Butala: As a doctor, it makes my life easier to not spend time documenting. I can focus on patients if AI is cleaning the medical records, formatting them, and sending everything where it needs to go.

Garg: At some point the tools could also be used in other areas of healthcare such as genomic data, pharmacy data, or clinical trial data. That’s probably the next five years.

Q: This company started when you met at Yale SOM. Why did you each choose to get an MBA? And why Yale SOM as the place to get it?

Garg: I’m an engineer. All I ever wanted to do was create things. I never thought of doing business school until I realized I wanted to create a business and products that could be commercialized. Then I understood I needed the concentrated, structured knowledge that would let me start and lead a company—hiring, organizational culture, finance, strategy, and competition.

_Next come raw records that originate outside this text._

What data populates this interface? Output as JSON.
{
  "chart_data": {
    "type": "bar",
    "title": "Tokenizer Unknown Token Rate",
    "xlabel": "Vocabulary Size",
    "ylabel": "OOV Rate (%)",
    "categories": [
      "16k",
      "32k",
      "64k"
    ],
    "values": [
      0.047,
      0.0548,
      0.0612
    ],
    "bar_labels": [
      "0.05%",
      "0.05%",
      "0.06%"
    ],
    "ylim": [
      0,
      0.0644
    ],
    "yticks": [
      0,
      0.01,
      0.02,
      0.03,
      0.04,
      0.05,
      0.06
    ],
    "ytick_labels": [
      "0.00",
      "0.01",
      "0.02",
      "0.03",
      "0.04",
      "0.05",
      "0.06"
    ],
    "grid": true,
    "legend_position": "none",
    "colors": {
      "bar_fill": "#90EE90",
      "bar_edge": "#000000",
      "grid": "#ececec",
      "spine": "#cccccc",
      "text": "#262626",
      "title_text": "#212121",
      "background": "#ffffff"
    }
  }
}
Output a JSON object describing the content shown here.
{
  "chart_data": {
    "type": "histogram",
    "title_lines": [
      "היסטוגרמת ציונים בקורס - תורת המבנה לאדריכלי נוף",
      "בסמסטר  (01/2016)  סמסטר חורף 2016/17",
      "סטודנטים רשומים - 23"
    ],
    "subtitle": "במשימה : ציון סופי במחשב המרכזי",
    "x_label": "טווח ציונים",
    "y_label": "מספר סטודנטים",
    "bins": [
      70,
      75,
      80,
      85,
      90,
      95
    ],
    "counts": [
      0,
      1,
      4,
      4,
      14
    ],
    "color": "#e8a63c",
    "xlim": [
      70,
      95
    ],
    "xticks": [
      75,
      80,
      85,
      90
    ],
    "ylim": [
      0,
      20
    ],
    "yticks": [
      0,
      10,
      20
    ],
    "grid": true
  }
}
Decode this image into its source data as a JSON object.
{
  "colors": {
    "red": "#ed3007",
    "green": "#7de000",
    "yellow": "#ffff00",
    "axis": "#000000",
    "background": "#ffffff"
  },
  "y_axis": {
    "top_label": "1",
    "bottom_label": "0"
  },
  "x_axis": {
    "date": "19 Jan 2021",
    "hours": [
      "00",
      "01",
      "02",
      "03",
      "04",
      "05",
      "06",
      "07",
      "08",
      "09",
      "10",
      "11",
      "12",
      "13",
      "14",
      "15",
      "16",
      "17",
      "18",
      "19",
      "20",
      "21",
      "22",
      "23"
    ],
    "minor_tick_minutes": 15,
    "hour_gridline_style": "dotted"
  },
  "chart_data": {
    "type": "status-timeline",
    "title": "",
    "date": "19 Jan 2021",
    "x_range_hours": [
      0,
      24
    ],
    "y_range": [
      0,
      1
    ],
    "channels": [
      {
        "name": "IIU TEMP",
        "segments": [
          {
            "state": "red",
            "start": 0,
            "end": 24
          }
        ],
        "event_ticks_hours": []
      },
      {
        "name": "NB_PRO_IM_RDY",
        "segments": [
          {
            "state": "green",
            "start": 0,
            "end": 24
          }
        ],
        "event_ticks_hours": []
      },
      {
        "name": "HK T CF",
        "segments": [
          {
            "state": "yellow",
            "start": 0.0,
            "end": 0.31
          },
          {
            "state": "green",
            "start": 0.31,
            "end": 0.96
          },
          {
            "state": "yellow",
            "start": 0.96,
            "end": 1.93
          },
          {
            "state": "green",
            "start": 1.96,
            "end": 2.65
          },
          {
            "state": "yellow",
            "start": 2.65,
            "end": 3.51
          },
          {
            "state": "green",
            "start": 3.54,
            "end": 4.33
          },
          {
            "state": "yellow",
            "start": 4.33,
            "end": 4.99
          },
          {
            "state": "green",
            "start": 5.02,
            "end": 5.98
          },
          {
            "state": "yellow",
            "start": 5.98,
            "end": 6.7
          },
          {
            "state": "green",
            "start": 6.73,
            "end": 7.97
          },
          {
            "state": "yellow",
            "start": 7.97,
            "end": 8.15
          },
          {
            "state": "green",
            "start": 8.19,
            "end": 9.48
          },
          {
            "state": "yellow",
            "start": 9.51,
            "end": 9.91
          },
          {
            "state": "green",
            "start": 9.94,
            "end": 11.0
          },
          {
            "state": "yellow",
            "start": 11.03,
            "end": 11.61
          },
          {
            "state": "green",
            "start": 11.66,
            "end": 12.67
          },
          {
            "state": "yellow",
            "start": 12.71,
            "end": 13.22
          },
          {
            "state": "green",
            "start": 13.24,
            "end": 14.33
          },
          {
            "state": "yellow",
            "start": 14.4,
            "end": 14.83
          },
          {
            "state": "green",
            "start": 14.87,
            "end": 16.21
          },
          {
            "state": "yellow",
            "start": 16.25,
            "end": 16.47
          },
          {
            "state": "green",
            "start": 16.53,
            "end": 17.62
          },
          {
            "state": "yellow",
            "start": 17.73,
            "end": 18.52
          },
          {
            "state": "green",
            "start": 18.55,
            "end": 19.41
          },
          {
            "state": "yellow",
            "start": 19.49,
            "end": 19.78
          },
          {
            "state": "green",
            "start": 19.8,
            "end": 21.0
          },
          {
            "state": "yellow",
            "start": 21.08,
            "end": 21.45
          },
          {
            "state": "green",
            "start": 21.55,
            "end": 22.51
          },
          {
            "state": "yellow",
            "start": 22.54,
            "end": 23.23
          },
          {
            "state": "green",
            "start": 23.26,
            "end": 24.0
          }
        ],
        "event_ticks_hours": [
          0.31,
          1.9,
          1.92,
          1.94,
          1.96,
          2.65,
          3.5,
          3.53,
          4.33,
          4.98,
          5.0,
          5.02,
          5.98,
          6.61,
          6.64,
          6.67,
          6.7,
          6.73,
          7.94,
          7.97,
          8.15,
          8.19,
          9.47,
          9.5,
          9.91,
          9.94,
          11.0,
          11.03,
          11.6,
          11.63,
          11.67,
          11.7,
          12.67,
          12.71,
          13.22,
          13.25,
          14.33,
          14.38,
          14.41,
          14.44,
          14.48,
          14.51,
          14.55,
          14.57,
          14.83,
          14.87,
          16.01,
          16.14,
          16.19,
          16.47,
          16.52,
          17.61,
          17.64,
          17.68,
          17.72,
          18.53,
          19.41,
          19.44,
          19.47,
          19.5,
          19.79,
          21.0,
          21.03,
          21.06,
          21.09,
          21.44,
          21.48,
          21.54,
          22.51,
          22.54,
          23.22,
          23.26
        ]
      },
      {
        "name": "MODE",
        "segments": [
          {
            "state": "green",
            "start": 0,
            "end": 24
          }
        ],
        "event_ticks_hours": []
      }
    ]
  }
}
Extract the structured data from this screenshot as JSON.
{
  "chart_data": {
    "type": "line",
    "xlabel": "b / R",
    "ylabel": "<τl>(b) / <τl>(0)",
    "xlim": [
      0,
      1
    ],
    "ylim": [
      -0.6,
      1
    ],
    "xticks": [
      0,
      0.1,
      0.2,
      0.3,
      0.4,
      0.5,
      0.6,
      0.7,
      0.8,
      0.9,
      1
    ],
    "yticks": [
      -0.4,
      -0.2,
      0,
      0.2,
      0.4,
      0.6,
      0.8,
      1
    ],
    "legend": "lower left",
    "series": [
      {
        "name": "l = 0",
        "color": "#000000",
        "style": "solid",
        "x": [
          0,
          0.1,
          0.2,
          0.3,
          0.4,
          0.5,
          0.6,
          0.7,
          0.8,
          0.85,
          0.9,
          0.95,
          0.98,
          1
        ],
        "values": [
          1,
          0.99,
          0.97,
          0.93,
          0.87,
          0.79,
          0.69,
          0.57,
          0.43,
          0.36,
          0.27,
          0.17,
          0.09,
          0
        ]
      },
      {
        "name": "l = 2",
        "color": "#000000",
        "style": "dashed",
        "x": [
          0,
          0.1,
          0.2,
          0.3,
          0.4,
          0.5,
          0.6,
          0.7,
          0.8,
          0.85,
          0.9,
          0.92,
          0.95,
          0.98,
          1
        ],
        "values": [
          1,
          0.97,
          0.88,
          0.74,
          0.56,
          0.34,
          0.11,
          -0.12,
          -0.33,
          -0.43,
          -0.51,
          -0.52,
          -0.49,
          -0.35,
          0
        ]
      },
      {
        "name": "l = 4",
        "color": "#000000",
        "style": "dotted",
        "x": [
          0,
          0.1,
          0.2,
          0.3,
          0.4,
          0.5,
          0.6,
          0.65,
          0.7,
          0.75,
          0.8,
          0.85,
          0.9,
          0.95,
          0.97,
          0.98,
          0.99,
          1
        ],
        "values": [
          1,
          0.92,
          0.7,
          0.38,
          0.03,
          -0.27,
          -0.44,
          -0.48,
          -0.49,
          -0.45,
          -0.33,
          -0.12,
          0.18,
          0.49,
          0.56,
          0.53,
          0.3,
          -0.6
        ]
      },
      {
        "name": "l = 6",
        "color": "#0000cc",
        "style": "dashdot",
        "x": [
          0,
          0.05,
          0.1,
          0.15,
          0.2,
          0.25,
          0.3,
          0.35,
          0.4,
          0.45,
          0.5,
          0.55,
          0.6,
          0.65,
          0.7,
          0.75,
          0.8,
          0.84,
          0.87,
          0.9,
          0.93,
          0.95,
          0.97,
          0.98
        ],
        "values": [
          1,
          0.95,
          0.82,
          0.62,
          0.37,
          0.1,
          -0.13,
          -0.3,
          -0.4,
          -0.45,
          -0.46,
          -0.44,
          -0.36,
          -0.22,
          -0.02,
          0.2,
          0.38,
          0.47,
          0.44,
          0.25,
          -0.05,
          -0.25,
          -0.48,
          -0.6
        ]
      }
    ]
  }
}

When I was looking at different business schools, I was drawn to the specialized healthcare track at Yale SOM. I also saw that Yale SOM is very much embedded within Yale. That was very attractive. I took classes in other schools and attended talks at the medical school and at the law school. Yale SOM was a perfect fit for me.

Butala: I’m fundamentally a physician. I like working to make patients’ lives better. But working one-on-one you can only help a limited number of people. I went to business school to get a perspective on how to affect change in the healthcare system.

I may be biased, but I don’t think there’s a more business-and-society sector than healthcare, so Yale SOM’s focus on business and society was super appealing. And it’s not just words; the mission shapes the focus of classes and impacts the kind of people who are drawn to the school. Yale SOM selects for people who are more well-rounded, have more unique experiences. A lot of people want to run a nonprofit or create mission-driven businesses. Being around people with the mindset of working to improve people’s lives was huge. It created an opportunity to learn from fellow students as much as from faculty.